In 1971, the Soviets landed a spacecraft on Mars, which ultimately met an unfortunate fate and died in a somewhat unknown location. Now, over four decades later, it is believed parts of that spacecraft were photographed by NASA's Mars Reconnaissance Orbiter years ago, only to have been overlooked for half a decade and eventually spotted by enthusiasts on an Internet forum.

The community at VK.com/Curiosity_Live crowdsourced a mission to find the Soviet Union's long-lost Mars 3 spacecraft, with the site's leader, Vitali Egorov of St. Petersburg, Russia, creating models of what hardware from the spacecraft should look like. With this reference, the community combed through a large image taken five-years ago by NASA's MRO, identifying what is believed to be the craft's parachute, lander, terminal retrorocket, and heat shield.

The HiRISE image in which the possible spacecraft parts were discovered is massive with 1.8 million pixels, which NASA says would require approximately 2500 average computer monitors to view. In light of the discovery, it was recommended that a new image be taken of the location where the hardware parts were discovered, which ultimately happened on March 10 of this year. The new image looks at the area in color and in different angles, which should provide a better idea of what the original image shows.

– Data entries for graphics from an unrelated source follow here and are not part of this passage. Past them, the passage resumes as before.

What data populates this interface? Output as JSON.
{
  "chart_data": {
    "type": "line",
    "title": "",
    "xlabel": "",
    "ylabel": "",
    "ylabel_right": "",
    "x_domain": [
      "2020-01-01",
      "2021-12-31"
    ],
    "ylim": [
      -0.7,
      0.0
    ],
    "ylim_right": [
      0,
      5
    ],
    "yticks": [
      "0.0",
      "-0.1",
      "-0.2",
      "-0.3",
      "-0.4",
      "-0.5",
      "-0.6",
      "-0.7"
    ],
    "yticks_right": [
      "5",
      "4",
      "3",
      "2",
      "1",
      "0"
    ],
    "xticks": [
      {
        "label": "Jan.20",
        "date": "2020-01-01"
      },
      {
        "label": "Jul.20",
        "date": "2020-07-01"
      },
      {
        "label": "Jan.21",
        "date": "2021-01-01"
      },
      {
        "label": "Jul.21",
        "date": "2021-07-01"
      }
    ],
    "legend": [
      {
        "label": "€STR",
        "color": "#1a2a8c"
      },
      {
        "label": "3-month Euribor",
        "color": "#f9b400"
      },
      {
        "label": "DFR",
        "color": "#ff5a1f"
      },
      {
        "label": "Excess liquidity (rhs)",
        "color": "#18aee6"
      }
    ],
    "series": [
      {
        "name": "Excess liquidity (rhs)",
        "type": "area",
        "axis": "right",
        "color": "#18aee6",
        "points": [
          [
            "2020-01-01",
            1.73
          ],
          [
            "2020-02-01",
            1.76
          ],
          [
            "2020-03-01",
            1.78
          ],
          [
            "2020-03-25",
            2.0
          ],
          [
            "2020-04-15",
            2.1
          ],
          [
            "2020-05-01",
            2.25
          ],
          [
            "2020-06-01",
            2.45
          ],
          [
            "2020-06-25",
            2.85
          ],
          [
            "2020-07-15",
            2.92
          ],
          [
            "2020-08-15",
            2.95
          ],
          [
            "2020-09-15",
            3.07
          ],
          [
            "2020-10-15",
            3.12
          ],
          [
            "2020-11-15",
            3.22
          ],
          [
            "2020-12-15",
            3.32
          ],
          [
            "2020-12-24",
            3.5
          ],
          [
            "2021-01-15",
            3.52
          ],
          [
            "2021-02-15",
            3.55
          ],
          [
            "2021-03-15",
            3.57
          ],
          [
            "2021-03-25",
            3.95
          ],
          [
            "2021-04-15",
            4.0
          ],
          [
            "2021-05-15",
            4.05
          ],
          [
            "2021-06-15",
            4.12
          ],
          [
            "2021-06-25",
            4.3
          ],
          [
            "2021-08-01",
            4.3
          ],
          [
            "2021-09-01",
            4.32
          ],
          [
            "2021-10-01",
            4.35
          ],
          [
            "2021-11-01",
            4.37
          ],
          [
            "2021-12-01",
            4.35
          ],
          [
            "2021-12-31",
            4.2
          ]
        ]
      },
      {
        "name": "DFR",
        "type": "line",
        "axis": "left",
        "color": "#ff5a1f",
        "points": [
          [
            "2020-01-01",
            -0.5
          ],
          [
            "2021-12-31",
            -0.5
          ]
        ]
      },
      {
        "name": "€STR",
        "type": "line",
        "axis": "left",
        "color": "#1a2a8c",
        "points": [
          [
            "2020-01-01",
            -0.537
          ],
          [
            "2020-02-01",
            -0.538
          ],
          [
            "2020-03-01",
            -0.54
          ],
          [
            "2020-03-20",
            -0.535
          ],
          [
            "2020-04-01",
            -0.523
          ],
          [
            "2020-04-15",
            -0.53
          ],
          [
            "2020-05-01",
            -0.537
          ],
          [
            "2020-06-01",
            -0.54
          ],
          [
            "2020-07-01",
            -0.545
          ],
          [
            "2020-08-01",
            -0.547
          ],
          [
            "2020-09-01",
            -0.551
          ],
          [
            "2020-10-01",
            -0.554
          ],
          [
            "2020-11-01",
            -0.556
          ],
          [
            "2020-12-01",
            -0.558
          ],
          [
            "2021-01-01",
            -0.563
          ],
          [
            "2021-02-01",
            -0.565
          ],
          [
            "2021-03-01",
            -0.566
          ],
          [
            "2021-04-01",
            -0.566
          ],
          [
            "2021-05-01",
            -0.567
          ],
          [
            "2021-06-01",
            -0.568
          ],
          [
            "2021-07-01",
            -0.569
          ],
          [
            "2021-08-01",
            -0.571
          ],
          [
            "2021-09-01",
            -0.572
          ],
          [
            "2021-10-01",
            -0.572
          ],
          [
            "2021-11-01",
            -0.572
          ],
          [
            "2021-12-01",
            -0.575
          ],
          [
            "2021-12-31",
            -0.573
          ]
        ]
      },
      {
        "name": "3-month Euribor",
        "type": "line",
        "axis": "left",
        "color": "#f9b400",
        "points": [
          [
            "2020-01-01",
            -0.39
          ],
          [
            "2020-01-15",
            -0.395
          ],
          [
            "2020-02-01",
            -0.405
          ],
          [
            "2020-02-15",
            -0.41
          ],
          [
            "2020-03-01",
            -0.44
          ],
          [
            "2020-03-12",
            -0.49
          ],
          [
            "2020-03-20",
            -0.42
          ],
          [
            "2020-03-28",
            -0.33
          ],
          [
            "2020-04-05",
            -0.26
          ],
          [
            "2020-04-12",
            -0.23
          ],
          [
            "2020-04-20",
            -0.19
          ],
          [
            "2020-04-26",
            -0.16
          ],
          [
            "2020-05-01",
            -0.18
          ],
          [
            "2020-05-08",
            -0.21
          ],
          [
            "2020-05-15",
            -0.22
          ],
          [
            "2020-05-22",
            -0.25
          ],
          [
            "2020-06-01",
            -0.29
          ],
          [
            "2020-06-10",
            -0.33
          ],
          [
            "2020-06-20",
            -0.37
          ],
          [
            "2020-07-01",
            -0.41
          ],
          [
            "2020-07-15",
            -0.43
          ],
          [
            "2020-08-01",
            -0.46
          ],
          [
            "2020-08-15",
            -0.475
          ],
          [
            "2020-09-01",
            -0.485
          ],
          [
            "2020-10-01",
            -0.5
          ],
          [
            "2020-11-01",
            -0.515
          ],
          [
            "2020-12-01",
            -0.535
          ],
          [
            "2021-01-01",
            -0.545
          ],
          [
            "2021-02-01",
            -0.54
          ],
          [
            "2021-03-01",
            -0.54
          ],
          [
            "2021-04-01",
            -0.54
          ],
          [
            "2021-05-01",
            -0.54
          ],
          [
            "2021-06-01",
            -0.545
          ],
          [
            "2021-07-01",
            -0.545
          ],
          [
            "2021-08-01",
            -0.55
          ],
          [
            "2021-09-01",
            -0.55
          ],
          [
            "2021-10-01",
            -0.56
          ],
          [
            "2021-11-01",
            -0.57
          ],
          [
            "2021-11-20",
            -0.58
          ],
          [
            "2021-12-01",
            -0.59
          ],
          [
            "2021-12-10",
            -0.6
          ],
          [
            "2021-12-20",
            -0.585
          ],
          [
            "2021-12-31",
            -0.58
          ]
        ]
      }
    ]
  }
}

Said Alfred McEwen, HiRISE Principal Investigator from the University of Arizona, said: "Together, this set of features and their layout on the ground provide a remarkable match to what is expected from the Mars 3 landing, but alternative explanations for the features cannot be ruled out. Further analysis of the data and future images to better understand the three-dimensional shapes may help to confirm this interpretation."